Later on I found out that during the Faculty Meeting yesterday, they had discussed me.  The faculty were considered about me, saying that I used to be such a quiet student who gave all I had, and how I was their little ray of sunshine.  Now I'm broken, and apparently they were going to try to fix me.  Good luck.

I went through the day not taking a single bit of notes.  Even Mr. Kraner seemed to be worried about me.  It’s incredibly how as soon as someone becomes “broken”, everyone begins to care about them.  This pathetic world never even realized that I was here before, but now that I’m basically dead, I’m everyone’s hero.  This was the problem with society, nowadays.  Suicides happen all the time, but people don’t begin to care until it’s too late.

During class, Mr.

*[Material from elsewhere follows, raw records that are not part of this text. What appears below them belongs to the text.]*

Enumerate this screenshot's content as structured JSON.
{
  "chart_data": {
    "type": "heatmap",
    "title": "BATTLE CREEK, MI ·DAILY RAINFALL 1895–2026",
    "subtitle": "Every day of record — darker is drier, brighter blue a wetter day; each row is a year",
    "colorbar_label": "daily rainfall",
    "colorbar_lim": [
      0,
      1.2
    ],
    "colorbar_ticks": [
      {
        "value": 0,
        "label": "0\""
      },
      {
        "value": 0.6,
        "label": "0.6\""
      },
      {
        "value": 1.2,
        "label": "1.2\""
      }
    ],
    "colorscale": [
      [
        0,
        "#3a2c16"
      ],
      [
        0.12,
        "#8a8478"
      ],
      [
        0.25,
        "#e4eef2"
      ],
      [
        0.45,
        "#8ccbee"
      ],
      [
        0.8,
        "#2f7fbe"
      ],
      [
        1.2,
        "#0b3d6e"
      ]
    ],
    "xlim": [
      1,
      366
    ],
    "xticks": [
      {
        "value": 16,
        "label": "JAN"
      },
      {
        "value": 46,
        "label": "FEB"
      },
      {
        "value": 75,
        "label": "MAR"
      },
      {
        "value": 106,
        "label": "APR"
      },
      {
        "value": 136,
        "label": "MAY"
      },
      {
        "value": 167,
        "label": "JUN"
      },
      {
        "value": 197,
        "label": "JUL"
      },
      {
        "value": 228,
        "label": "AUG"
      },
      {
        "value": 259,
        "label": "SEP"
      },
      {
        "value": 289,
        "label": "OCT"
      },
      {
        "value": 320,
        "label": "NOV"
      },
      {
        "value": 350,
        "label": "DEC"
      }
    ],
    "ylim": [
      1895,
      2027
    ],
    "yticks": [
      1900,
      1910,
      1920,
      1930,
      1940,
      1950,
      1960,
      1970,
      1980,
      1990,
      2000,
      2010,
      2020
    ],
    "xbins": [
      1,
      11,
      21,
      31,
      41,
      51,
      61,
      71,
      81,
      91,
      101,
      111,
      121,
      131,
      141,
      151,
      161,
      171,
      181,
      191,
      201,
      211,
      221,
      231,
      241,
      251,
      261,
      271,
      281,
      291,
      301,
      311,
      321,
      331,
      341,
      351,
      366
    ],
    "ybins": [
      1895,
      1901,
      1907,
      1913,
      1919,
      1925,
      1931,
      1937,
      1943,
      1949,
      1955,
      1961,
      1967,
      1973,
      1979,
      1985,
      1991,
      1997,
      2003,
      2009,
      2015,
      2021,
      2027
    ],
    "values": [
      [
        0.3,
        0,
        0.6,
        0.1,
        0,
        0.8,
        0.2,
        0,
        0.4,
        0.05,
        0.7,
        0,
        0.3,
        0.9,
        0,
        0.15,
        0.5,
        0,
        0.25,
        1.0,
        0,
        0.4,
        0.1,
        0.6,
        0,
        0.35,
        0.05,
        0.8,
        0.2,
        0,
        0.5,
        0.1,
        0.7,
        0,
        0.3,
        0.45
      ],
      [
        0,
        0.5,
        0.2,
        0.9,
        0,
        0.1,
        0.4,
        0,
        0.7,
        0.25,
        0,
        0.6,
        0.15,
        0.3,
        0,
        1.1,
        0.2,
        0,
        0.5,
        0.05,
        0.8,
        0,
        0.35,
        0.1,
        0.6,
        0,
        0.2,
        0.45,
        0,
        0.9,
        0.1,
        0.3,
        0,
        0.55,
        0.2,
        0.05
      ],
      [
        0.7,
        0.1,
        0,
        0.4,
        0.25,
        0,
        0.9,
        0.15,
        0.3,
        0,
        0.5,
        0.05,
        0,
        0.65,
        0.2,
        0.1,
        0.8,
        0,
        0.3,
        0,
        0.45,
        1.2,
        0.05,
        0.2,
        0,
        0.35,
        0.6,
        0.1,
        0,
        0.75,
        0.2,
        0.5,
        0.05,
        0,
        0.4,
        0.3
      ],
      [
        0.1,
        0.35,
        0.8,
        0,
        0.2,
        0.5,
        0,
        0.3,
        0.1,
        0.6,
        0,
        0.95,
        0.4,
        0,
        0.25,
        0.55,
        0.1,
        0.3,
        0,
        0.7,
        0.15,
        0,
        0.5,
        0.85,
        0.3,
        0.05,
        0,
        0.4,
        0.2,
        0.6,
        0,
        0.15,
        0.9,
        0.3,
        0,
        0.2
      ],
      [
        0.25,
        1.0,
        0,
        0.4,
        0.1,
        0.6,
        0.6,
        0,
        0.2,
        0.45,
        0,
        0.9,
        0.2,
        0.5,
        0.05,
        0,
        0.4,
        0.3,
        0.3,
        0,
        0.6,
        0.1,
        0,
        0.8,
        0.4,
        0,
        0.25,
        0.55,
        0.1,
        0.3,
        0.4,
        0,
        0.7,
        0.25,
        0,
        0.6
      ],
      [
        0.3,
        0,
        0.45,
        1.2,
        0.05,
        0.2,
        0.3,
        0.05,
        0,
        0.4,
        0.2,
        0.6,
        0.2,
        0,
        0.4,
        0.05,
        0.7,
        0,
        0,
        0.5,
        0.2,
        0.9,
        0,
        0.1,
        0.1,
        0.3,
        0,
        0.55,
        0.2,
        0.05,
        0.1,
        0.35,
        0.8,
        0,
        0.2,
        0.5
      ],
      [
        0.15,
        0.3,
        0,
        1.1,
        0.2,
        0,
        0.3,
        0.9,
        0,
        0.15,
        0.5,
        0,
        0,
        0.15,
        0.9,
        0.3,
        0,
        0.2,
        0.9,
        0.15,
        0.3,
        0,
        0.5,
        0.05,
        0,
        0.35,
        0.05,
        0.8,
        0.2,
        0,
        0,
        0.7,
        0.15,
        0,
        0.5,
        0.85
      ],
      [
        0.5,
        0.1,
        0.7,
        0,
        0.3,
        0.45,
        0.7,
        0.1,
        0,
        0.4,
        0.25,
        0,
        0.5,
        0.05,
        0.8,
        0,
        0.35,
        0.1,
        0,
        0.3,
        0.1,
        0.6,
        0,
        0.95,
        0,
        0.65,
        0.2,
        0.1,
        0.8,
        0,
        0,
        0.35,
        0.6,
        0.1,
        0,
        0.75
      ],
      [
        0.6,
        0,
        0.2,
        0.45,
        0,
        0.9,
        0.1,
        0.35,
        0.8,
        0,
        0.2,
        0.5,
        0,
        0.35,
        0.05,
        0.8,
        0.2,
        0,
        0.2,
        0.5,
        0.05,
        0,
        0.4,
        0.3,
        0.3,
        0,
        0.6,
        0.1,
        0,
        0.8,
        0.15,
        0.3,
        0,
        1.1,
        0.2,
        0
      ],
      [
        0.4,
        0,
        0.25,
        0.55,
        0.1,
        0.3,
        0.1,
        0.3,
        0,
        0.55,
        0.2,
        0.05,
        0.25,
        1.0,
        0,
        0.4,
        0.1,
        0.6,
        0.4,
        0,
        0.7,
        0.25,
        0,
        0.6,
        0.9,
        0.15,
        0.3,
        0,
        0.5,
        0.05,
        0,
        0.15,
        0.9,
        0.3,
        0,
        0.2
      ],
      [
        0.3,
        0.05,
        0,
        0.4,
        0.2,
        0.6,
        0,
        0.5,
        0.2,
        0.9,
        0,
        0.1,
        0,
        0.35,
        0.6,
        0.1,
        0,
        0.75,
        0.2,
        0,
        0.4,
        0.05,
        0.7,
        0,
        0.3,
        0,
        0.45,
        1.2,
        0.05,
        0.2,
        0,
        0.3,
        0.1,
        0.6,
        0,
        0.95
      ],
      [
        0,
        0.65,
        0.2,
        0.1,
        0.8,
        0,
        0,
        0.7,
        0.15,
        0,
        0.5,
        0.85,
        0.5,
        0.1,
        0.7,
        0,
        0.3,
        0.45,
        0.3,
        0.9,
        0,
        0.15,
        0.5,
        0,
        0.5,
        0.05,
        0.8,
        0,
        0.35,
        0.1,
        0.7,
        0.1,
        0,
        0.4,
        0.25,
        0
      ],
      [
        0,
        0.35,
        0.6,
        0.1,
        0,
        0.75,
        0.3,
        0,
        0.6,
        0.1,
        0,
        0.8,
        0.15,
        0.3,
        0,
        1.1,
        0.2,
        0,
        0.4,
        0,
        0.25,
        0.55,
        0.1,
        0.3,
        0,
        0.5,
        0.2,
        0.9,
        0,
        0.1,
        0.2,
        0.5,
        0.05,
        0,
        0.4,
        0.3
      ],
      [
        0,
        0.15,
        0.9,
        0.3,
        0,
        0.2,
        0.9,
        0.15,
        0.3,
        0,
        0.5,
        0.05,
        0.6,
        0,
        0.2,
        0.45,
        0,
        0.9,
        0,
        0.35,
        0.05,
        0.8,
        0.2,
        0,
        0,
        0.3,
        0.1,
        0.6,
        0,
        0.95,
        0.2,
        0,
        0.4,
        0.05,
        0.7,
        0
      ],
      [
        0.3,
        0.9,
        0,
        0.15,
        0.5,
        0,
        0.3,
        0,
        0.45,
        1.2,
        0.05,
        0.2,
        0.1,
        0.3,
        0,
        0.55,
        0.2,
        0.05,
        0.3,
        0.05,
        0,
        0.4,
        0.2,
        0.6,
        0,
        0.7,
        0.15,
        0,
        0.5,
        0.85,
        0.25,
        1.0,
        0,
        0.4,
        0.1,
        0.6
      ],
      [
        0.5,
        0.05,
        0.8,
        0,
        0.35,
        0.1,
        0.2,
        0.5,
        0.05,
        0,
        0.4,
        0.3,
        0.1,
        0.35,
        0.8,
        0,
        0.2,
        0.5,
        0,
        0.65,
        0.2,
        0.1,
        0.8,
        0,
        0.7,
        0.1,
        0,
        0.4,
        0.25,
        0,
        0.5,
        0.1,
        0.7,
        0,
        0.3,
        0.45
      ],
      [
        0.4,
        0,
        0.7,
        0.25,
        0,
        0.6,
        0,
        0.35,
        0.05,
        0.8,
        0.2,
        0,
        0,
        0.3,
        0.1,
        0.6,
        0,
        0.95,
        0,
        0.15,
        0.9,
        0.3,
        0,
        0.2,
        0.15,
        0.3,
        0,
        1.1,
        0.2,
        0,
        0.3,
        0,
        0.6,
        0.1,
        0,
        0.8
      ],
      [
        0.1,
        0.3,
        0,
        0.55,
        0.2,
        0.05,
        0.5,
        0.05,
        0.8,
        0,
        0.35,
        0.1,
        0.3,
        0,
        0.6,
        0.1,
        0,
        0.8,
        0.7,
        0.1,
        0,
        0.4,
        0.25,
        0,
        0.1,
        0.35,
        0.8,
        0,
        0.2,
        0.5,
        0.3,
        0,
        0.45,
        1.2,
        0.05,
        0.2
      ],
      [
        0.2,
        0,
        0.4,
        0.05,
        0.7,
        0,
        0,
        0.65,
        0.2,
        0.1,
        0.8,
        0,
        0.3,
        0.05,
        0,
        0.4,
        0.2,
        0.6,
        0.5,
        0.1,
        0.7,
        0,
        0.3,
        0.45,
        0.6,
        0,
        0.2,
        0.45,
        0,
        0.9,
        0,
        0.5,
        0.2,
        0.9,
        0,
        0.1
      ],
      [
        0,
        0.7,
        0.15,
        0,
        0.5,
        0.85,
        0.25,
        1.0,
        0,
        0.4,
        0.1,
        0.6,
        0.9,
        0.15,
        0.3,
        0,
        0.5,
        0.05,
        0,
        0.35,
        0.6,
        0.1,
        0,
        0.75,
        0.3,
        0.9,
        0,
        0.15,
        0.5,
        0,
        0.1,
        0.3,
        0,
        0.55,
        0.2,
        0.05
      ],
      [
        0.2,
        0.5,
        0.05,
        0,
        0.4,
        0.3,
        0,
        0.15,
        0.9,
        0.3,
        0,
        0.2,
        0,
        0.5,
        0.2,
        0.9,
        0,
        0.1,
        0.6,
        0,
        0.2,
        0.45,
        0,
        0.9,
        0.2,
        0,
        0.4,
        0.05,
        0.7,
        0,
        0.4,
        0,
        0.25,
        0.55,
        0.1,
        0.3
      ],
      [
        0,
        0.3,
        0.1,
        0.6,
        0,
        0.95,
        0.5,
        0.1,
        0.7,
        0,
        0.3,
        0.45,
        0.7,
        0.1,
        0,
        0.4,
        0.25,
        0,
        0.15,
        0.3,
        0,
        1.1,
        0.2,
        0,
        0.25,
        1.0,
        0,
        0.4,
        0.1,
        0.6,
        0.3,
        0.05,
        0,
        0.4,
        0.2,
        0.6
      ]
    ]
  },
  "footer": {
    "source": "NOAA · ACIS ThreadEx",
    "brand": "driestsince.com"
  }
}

Kraner walked over to me and offered help.  “Kaylie, you've been doing so well with Langer's help lately, but now that your tutoring sessions have stopped, it seems that you're getting a little confused again.  Is there anything I can clear up for you?”  He had even called me Kaylie, and not Brookes as he always had.  I looked away, rolled my eyes, and walked out of classroom.

When I got home, I ran up to my room, threw my empty bag on the floor, and changed into this dress I had.  It was a plain, black dress that reached the middle of my thighs, with black lace decorating the neckline.  Whenever I wore it, my dad would say, “Kaylie what are you wearing?”

“A dress,” I would say.

“A dress?  Says who?” he would reply angrily, ordering me to take it off, but I never did.  Today I thought that would wear the dress and annoy him.